Wajar lah, sandal jenisku ini sudah ketingalan jaman di era ini. Hanya orang
kampungan yang mau membeli kami.
Srek.. srek...
Tiba-tiba,
seseorang menyentuhku tanpa tanda dan aba-aba sebelumnya...
“Yang mana Dek, yang ini?” tanya pemilik toko sambil menunjukkan
slah seorang dari rekanku.
“Yang itu Man, yang warnanya biru”.
Sahut seorang anak kecil, seraya menunjukkan jarinya kearahku. Aku sangat
gembira melihatnya.
“Nomor enam ini Dek? Ini pas sama kaki
kamu?” tanya paman toko kembali, sambil
memungut salah seorang
rekanku yng lain.
Prasaanku mulai tak karuan.
“buka man, yang
disampingnya itu lo, nomor sebelas”
sahutnya seraya melompat-lompat meraihku karna tubuhnya yang
kecil.
“ini ya?
Harganya 7500”
Ctus... tarik
pemilik toko, memisahkanku dari rekan-rekanku. Dalam hati aku merasa sangat
senang seseorang memilihku. Disisi lain aku tidak tega melihat teman-temanku
masih tergantung didepan toko untuk menunggu pembeli lain memilihnya.
Aku mulai
berfikir betapa besar anugerah dari tuhan untuk manusia, karena hidup mereka
ditakdirkan untuk memilih, namun begitu masih banyak manusia bodoh yang memilih
kebakhilan. Sedang kami hanya pasrah untuk dipilih dan tidak dapat menentukan
akan menjadi apa kami nantinya, tergantung pemilik kami, begitupun juga padaku.
Setelah dibungkus dalam kantongan plastik hitam. Bocah yang aku
ingin tahu sekali namanya agar aku dapat berterimakasih dan mendoakannya ini
membawaku seraya mengayun-ayunkanku di jari telunjuk tangannya. Ya..? kebahagiaan
yang aku lihat dari wajahnya, begitupun aku seandainya dia tau apa yang aku
rasakan, dan dapat melihat bagaimana aku menunjukkan kebahagiaanku ini.
Setelah sekian
menit berlari. Anak itu mengucap salam dan mengetuk pintu. Kemudian dia masuk
kedalam rumah setelah seseorang membukkannya.
“wa’alaikumussalaaaam,
sandalnya dapat Dimas? Seraya membukakan pintu
“ini loh kek..
kebetulan yang warna biru dengan ukuran sebelas tinggal satu” seraya
menyerahkanku kepada lelaki tua itu.
Tidak berapa lama kemudian,
terdengar suara azan Zuhur berkumandang, Lelaki tua itu segera mengeluarkanku
dari bungkus plastik kemudian membuka kemasan yang sudah lama membungkusku. Udara
pertama yang ingin aku
hirup setelah sekian lamaadalah udara di jalan yang diridhai Allah bathinku.
“Dimas makasih
ya, cucu kakek pinter, sudah adzan Dzuhur ayo Dimas siap-siap sholat. Kita
kelanggar” kata orang tua
itu lembut sembari meletakkanku di bawah pintu didepan rumahnya.
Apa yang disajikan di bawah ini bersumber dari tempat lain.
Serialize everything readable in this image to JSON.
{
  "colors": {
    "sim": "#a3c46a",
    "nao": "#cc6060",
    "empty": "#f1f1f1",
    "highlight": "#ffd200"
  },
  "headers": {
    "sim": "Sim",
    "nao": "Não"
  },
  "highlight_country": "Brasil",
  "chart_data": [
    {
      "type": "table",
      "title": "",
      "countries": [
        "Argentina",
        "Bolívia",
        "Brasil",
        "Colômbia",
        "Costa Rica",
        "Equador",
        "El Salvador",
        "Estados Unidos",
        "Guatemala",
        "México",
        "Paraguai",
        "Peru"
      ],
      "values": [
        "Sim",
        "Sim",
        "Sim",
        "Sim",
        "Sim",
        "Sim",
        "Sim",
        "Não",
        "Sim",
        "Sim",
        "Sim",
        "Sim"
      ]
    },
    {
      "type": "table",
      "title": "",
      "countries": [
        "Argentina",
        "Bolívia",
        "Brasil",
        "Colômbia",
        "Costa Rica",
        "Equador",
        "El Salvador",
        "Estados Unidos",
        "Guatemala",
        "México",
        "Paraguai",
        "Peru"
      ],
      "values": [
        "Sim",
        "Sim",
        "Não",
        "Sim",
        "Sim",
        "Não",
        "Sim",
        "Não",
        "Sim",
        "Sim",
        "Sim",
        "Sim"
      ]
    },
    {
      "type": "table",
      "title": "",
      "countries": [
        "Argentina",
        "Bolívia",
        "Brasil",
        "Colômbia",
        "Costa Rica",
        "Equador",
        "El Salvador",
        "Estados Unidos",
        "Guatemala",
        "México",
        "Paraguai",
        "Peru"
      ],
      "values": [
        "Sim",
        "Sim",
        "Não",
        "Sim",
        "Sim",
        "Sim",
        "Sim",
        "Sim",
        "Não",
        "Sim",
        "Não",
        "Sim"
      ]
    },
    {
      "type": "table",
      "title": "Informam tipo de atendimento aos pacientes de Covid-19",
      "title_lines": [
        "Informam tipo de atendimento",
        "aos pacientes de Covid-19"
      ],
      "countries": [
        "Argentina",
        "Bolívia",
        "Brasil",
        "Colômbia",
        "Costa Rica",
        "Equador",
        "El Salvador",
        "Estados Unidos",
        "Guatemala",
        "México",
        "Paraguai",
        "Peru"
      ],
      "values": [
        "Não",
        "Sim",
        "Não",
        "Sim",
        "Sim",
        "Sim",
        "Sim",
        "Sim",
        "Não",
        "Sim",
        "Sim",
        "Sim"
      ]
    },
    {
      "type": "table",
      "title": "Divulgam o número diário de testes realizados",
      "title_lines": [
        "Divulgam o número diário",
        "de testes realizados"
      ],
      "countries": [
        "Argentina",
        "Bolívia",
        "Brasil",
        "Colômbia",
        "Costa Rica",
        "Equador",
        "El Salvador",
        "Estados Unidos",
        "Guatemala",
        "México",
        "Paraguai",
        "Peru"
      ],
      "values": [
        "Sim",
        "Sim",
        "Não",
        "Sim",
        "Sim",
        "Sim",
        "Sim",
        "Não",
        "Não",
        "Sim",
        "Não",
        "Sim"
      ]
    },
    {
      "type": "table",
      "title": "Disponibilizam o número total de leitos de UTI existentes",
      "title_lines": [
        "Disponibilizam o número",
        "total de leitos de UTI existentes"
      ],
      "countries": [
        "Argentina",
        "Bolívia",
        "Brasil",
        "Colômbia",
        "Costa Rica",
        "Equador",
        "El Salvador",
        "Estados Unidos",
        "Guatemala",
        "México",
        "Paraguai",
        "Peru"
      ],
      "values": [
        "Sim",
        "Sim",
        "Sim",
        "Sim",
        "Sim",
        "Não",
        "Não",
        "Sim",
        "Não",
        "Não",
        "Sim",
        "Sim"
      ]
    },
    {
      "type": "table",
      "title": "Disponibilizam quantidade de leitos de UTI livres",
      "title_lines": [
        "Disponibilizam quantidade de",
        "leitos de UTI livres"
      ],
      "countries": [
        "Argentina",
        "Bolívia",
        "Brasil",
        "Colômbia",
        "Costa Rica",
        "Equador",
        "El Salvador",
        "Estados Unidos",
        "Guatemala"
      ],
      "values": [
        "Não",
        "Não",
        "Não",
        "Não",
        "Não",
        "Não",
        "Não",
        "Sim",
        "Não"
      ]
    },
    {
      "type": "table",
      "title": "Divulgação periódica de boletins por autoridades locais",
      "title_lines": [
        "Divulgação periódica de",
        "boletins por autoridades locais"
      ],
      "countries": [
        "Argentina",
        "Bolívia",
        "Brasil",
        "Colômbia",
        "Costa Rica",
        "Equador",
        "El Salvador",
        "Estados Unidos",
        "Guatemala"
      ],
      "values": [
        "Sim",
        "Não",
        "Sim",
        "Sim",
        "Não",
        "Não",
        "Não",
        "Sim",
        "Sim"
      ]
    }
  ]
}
“Iya Keeek, kita berangkat
sama-sama, jangan lupa ya! Kakek pakai sandal yang Dimas belikan tadi”. Jawab Bocah itu.
Lagi-lagi kebahagiaan yang
kurasakan, lelaki ini memasukkan kaki kanannya untuk pertama kali seraya samar
kudengar membaca basmalah, “Bismillahiroohmanirrohim” kemudian membaca “Alhamdulillah”
beriringan dengan memasukkan kaki kirinya. Dia bersama Bocah yang sekarang aku
tau namanya itu segera beranjak meninggalkan rumah dan berjalan menuju langgar
yang tak jauh dari rumah.
Sesampainya di masjid, Kakek berwudhu kemudian masuk ke masjid, sedangkan Aku menunggu di luar. Disini Aku bayak bertemu teman sejenis,
walaupun dengan wajah dan bentuk berbeda-beda, aku termasuk yang biasa. Aku
tetap bangga karena bisa berguna untuk kebaikan.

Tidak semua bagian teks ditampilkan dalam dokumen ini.